A backtest fills any size at the modeled price; the market does not. Before
believing a P&L, bound the AUM at which it survives:

- **Participation cap.** Per bar, your child order should be a small fraction of
  interval volume (a common ceiling is ~10-20% of ADV in the relevant window).
  An order needing more than the market traded is unfillable, not cheap.
- **Impact-eroded capacity.** Because impact grows like `sqrt(Q/ADV)` (Gate 3),
  per-trade cost rises with size and eventually eats the gross edge.
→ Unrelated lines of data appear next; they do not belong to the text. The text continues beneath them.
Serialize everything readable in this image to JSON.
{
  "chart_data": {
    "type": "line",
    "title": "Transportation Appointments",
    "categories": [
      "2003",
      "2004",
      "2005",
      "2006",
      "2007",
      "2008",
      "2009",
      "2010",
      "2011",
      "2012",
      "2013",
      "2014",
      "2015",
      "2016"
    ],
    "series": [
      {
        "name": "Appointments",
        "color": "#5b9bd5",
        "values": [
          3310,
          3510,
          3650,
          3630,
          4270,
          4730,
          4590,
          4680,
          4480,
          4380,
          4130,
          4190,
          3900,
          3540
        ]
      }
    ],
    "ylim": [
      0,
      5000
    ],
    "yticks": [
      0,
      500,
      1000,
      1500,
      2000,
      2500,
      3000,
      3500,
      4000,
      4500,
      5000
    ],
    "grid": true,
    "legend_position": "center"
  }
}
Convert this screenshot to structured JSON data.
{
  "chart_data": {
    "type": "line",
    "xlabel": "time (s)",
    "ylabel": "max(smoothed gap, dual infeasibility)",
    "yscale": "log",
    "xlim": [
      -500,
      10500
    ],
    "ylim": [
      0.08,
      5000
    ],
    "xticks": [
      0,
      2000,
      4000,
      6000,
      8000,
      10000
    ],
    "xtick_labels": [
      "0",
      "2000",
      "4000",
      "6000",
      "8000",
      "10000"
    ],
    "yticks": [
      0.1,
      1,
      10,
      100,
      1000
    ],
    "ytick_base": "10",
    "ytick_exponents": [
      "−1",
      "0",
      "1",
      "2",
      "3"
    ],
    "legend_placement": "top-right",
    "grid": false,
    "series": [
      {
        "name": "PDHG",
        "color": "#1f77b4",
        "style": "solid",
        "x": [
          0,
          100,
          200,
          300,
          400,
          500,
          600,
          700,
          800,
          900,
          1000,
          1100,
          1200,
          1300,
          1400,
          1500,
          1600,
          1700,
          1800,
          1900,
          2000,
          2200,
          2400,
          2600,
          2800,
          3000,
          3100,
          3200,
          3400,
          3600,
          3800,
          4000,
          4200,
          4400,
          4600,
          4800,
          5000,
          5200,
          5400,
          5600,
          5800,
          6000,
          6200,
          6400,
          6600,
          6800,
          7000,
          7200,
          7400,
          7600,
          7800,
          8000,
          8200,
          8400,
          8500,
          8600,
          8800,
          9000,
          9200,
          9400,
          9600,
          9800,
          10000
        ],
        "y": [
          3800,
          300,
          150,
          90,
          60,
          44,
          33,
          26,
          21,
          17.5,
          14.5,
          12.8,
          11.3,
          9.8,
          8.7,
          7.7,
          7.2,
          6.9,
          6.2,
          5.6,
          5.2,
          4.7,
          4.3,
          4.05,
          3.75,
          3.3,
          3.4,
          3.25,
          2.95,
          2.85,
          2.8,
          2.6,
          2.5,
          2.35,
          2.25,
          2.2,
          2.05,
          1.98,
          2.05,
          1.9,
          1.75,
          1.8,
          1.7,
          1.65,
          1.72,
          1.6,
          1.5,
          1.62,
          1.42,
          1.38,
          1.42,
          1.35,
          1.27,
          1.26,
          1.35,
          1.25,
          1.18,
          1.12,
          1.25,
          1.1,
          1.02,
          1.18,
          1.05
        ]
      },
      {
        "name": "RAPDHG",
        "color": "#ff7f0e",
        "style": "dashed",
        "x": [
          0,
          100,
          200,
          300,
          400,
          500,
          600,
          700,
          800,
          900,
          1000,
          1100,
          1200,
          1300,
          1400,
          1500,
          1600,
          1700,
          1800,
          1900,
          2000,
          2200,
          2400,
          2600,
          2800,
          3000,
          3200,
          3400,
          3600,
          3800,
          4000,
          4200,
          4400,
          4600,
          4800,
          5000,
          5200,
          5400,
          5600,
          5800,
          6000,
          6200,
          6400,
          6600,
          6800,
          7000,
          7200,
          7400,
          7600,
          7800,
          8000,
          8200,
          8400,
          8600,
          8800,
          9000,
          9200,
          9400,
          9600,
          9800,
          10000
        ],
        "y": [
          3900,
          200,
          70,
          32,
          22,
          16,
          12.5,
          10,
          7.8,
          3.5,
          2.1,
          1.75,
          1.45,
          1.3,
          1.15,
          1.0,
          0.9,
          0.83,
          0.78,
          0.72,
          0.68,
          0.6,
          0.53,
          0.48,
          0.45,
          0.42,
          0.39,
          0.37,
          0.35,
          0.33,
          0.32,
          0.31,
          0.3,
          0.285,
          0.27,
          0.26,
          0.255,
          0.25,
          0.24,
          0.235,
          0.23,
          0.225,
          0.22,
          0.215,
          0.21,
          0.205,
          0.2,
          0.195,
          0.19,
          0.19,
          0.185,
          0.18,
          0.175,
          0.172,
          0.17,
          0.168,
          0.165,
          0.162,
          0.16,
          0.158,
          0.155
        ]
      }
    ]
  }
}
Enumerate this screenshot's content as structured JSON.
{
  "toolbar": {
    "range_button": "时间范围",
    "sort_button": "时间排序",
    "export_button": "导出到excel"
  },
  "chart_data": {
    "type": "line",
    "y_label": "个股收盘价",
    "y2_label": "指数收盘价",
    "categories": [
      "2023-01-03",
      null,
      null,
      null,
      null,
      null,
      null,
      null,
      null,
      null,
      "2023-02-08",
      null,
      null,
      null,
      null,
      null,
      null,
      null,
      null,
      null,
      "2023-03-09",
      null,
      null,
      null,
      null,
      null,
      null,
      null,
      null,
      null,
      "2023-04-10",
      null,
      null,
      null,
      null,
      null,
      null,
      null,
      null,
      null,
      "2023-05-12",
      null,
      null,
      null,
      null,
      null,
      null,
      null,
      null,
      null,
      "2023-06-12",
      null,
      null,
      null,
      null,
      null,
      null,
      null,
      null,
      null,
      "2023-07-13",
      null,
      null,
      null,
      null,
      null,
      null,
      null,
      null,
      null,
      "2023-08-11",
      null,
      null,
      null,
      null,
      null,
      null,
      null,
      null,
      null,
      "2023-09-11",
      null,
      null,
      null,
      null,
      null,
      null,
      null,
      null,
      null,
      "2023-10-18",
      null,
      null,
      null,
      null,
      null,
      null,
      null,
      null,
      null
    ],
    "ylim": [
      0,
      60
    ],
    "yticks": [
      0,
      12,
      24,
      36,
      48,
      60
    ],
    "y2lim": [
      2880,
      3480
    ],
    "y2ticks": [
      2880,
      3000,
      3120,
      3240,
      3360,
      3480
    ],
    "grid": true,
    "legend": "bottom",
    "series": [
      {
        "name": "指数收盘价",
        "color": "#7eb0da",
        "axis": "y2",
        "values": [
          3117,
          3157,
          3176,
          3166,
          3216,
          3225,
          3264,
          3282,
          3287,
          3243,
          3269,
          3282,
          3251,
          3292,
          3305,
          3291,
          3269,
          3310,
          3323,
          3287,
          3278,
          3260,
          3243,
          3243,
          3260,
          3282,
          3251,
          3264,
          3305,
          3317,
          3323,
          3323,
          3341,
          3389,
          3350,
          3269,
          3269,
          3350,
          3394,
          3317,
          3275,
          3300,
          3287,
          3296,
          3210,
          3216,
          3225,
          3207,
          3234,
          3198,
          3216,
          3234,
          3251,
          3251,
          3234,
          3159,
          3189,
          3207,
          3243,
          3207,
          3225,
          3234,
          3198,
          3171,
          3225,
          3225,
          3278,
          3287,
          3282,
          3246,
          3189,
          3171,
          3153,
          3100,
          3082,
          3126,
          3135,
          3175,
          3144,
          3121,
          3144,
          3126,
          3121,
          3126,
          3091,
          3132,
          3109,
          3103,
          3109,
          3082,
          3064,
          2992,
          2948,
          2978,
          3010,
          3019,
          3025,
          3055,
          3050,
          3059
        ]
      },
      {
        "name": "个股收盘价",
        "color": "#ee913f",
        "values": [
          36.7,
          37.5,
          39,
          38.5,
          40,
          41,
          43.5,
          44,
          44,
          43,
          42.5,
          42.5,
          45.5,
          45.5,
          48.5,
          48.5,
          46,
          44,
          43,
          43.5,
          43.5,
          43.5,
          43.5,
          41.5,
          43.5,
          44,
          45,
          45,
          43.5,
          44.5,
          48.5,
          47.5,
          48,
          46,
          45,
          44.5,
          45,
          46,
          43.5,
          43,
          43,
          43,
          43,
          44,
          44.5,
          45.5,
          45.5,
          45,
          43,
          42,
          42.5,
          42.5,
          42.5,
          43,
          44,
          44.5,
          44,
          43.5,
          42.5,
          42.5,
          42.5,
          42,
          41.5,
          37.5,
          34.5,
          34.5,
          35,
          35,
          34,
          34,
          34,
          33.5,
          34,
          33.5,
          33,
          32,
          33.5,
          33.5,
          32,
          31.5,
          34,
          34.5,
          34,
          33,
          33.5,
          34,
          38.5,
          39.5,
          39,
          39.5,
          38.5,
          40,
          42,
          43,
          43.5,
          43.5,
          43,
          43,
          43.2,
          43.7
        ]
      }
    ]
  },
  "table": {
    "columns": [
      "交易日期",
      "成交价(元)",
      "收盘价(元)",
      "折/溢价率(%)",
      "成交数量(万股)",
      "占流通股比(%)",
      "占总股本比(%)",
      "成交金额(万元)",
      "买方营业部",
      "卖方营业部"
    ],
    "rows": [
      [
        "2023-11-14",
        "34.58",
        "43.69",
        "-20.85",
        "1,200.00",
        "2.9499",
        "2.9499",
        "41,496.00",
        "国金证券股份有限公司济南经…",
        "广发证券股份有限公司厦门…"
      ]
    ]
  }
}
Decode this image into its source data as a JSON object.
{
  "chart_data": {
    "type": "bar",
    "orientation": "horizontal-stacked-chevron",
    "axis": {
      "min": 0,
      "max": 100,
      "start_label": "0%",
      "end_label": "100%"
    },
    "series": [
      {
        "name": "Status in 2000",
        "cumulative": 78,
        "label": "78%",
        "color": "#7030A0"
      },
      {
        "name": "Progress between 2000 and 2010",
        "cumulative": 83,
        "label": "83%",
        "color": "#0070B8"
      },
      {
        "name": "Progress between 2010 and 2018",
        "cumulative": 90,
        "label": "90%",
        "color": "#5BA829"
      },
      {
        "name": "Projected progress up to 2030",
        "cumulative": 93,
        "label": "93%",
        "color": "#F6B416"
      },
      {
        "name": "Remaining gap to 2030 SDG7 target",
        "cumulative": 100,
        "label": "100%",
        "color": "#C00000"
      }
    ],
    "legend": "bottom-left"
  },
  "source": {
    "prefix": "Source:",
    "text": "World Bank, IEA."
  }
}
Estimate the
  AUM where `round_trip_cost(size) >= gross_edge`; that is the strategy's rough
  capacity ceiling.
- **Turnover lens.** `required_daily_volume = AUM * annual_turnover / 252`. If
  that exceeds a sane fraction of the universe's ADV, the backtest is trading
  size that did not exist.

State the capacity number. "Sharpe 2.5" at an AUM the market cannot fill is a
lab result, not a strategy.

## Failure modes to name out loud when you see them

- Returns computed as `signal * return` on the **same** bar (no `shift`).
- Fills at the **same** bar's close/VWAP that the signal was computed from.
- Split/dividend-adjusted prices used as if they were the contemporaneous quote.
- Zero or fixed-tiny transaction cost; no spread, no impact, no 5-bps test.
- A universe with no delisted/expired names; index members taken as "current".
- `bfill` / full-series normalization / global sort moving the future backward.
- A headline Sharpe with no count of how many configs were tried to find it.
- Any size assumed fillable with no participation or capacity check.

## Self-check before delivering

Answer all yes, or fix it first:

1. For sampled trades, is the execution-price timestamp strictly **after** the
   last timestamp the signal used (T+1 or later), and does the one-bar-shift test
   not collapse the edge?
2. Are transaction costs modeled as spread + slippage + impact (+ financing /
   borrow / fees), and did I report the strategy at 1x / 2x / 5x cost?
3. Is every input served point-in-time (as-of join, raw-not-restated, delisted
   names present), with forward-fill only and no `bfill`?
4. Did I log **every** backtest run (winners and losers) and report the trial
   count `N`, so the Deflated Sharpe / PBO (quant-analyst Gate 3) have an honest
   input — with a final holdout touched exactly once?
5. Did I state a capacity ceiling (participation cap and/or impact-eroded AUM)
   rather than assuming any size fills at the modeled price?
6. If I screened vectorized, did I confirm the survivor on an event-driven engine
   whose data handler physically cannot return future bars?

References and citations: `references/sources.md`.